Nov 3, 2009

The International Justice Mission

We're part of this. Our class level, education, technology, even interest level - as signified by our participation in the International Communication program at American University in Washington, D.C. almost in essense garuantees that we are part of this interest group.
So what does that mean? How does this impact the future?
Castells etc., Bennett and Juris all examine the underlying framework of 'global justice movements', with some looking more particularly at actually how these movements have impacted society. They discuss the mobilization of various diverse groups into a 'hydra' model of global movements.

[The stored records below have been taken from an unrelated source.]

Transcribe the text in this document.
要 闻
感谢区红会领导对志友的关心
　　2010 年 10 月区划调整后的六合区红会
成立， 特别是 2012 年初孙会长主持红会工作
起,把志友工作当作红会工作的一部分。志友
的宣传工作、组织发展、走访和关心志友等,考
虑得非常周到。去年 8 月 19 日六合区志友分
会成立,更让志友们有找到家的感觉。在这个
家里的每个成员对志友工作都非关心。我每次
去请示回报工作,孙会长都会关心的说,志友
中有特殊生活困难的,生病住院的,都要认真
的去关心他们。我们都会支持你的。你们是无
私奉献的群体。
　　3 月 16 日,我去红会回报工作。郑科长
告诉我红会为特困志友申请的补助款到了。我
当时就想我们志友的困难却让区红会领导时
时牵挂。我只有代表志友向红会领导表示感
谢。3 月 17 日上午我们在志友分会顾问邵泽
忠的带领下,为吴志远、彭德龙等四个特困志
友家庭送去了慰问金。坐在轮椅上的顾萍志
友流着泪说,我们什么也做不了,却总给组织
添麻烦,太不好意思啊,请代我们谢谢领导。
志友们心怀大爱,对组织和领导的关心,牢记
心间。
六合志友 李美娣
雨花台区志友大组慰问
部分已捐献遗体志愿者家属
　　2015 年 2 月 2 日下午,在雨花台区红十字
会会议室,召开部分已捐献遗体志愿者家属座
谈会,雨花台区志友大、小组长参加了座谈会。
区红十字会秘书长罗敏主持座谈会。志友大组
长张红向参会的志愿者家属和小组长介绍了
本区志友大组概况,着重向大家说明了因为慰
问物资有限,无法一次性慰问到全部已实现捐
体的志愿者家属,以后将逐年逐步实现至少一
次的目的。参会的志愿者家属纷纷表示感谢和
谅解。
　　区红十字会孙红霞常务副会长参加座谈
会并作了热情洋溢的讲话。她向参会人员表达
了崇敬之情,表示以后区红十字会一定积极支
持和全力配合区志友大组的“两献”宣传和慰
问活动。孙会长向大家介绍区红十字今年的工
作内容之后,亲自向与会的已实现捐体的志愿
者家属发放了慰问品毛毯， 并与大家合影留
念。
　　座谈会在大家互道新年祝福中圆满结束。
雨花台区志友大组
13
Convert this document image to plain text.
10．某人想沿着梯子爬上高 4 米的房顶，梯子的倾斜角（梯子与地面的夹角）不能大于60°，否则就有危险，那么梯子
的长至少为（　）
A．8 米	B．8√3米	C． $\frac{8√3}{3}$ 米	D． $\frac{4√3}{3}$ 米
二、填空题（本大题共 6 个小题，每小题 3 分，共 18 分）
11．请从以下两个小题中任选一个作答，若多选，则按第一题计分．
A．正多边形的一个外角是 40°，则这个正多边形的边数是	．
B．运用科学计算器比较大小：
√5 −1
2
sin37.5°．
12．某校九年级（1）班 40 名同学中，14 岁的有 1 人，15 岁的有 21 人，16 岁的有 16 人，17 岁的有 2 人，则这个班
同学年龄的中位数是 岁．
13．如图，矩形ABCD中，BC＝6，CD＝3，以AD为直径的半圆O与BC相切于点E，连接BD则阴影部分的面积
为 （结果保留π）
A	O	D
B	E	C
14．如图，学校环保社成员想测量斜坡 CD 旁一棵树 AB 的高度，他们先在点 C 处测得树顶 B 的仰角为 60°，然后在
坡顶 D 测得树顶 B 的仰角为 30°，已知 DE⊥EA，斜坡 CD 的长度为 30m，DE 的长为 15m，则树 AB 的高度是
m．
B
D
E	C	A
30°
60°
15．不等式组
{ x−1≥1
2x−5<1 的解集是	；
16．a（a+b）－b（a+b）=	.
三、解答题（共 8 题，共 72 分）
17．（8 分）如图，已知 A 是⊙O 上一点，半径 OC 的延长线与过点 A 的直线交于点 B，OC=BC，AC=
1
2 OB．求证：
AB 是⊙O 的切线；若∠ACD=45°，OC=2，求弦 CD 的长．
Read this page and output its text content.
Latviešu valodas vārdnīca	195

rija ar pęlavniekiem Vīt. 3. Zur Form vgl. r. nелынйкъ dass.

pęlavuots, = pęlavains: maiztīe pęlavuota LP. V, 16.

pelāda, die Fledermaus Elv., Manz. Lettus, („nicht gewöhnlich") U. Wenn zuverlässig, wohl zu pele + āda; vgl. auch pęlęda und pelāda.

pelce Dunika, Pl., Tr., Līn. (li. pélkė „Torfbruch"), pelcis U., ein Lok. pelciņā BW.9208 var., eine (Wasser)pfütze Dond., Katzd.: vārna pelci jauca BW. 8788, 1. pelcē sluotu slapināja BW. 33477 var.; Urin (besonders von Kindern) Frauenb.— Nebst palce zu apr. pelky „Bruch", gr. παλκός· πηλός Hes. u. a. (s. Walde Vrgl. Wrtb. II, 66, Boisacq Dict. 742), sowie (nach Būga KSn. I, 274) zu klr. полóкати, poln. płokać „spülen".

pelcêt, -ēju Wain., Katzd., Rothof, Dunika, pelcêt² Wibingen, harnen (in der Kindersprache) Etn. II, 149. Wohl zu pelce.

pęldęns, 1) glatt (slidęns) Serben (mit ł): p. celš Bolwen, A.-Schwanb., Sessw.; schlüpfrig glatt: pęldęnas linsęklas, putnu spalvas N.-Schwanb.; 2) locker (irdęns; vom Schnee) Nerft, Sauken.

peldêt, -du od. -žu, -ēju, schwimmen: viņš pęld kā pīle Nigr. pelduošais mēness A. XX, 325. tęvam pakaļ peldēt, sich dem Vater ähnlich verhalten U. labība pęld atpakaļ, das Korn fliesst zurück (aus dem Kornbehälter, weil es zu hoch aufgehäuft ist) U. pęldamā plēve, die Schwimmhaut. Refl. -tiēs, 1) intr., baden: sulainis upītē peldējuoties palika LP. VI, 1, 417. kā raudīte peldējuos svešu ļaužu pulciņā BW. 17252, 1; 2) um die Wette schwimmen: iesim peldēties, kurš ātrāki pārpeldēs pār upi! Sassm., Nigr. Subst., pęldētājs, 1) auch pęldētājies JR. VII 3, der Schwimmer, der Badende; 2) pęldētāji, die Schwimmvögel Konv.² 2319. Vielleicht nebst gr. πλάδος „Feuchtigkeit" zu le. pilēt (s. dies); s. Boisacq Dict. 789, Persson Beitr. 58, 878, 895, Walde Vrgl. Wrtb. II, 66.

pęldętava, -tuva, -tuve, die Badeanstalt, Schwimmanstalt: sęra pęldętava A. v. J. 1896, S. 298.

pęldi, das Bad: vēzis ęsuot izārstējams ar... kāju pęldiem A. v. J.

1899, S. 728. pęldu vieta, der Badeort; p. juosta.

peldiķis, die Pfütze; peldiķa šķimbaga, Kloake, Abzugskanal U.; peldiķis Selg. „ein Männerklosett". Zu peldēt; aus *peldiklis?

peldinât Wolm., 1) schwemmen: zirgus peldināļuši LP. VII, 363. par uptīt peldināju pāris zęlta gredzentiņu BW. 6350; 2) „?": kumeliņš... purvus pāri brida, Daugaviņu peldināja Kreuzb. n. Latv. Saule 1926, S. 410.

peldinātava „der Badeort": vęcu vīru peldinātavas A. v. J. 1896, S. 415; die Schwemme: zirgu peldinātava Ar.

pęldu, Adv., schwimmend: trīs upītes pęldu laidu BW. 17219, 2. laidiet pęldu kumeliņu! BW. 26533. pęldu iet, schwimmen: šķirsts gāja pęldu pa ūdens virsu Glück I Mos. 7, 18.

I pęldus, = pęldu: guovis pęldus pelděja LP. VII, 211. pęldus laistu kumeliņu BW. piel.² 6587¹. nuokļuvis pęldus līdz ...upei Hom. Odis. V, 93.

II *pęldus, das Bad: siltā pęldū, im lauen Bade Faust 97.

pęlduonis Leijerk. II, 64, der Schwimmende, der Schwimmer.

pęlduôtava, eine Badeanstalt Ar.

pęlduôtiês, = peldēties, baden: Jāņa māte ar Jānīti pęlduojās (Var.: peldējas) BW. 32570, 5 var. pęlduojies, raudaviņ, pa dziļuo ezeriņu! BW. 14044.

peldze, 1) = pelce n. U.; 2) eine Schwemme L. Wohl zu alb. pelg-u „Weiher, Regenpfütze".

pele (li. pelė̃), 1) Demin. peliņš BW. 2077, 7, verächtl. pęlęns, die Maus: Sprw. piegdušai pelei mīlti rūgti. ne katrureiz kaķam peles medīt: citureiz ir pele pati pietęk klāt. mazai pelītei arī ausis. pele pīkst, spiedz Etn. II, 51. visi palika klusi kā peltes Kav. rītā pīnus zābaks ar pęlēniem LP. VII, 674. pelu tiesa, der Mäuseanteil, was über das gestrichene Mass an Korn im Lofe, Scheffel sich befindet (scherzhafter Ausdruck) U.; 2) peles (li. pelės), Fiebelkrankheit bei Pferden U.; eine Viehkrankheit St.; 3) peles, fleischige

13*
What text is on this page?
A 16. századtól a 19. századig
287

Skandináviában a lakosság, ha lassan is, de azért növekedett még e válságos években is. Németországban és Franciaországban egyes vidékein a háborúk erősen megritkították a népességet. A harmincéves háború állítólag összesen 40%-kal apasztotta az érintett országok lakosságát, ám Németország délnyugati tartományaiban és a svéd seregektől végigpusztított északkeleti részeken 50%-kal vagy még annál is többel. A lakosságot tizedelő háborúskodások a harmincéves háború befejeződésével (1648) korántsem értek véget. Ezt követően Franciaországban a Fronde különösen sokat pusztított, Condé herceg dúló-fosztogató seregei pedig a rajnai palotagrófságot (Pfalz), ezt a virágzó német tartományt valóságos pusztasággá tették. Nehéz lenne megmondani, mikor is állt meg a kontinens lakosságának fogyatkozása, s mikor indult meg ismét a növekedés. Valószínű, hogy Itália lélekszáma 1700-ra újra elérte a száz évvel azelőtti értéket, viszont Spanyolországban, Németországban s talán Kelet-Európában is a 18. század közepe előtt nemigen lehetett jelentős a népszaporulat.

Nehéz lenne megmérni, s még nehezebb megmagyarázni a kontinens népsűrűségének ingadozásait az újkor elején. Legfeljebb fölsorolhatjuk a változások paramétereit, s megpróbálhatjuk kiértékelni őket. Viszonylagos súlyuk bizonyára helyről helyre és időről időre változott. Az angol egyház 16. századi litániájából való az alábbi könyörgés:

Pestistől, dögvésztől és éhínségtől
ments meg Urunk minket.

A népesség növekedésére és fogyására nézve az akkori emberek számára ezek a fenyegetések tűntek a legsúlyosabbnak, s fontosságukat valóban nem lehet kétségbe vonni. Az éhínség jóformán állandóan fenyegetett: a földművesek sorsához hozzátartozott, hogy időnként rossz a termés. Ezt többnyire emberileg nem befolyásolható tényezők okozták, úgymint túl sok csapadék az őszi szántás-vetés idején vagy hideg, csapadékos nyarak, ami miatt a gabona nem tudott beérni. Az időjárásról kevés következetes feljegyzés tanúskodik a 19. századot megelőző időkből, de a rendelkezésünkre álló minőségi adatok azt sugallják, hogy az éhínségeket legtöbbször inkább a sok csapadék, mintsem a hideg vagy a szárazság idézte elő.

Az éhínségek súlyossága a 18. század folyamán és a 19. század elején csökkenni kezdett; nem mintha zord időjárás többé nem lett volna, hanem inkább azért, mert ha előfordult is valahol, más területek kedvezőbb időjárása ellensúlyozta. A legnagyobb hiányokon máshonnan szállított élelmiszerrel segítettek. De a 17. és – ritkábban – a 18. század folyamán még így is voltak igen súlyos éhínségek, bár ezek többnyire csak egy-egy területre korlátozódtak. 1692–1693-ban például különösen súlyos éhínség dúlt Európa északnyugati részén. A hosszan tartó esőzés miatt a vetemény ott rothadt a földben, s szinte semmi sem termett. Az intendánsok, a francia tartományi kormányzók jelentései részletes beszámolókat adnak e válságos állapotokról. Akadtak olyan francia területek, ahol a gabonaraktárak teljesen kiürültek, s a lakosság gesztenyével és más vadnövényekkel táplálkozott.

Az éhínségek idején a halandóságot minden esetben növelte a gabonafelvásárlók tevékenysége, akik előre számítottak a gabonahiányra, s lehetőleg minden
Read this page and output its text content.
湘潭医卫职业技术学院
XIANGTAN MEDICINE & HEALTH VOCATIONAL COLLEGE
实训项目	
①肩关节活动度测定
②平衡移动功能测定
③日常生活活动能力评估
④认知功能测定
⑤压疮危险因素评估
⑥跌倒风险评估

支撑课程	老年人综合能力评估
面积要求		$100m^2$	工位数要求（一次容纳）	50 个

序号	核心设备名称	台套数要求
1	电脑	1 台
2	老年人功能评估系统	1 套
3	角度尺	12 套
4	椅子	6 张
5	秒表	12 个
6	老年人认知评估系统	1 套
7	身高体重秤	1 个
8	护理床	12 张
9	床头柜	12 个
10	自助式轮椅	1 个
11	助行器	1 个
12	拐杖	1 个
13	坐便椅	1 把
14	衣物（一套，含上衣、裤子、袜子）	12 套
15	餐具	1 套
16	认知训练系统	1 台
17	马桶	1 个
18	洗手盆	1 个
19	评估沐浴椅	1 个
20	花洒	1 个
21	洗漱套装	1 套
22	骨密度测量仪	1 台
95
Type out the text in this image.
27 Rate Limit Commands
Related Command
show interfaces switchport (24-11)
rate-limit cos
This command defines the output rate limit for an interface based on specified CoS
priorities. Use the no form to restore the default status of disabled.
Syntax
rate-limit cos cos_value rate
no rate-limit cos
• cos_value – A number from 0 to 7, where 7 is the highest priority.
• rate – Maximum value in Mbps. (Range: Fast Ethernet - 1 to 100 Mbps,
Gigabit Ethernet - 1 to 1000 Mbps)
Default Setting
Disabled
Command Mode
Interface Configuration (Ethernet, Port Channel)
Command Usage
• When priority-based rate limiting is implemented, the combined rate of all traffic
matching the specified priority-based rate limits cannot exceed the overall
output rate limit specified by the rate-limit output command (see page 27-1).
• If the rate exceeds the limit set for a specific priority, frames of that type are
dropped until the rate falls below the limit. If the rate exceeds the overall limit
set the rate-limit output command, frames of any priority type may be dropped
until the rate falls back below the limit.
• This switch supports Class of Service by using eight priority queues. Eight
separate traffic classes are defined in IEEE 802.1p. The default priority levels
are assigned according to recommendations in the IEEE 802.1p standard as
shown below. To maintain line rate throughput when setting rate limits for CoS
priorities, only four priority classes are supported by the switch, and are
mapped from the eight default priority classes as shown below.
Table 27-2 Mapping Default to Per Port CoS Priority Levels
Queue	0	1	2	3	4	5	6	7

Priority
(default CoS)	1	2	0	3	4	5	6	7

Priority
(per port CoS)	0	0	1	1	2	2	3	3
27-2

However, I suppose my question is, is how does this relate to McChensey's pessimistic view of the global media encouraging political apathy? Is this transformative mobile, online political networking a reaction to the saturation of commercial media with under or overpoliticized content (which leds to a sense of detachment) or is it simply the outgrowth of politically driven youth and interests mobilizing new technologies more aptly than said other media?
On one hand, this is a moot point, but on the other, it speaks to the goals of citizen education and whether media itself needs to be transformed (absorb these differences as part of a realization on alternative consumerism - that people do want more diverse news) or this form should supplant current forms.
Getting back to my main question, Juris is very optomistic about these networks being the 'labortories' for a new form of democracy. But Castells etc. make a very valid point about the limited reach of these networks, particularly in speaking about the impact of mobile phones. There are a diversity of goals, missions and populations, but they tend to share a similiar socio-economic status, with the values that tend to inform that class. Even experts are starting to make the observation that socio-economic status is more fractitous than racial differences. (This is of course influenced by cultural context to a lesser or greater degree.)
Castells et co. illustrates this divide in the divergence between the PP II and the Poor People movement - the corruption charges by the PPII are disputed by the Poor Peoples as patronage. (There's a very similar situation going on in Thailand - the urban areas are claiming the rural aren't educated enough to make correct political decisions, even though the rural are the majority.)
Are we sure enough that we are looking out for their best interests? How do we deal with this lack of representation, especially when 'they' have different even contrary concerns? How do we prioritize our own goals even as we are 'liberated' from ideological conformism? Is this another form of the 'white man's burden' - the educated liberal person's burden?
Is our 'international justice mission' righteous enough to deal with this pressure?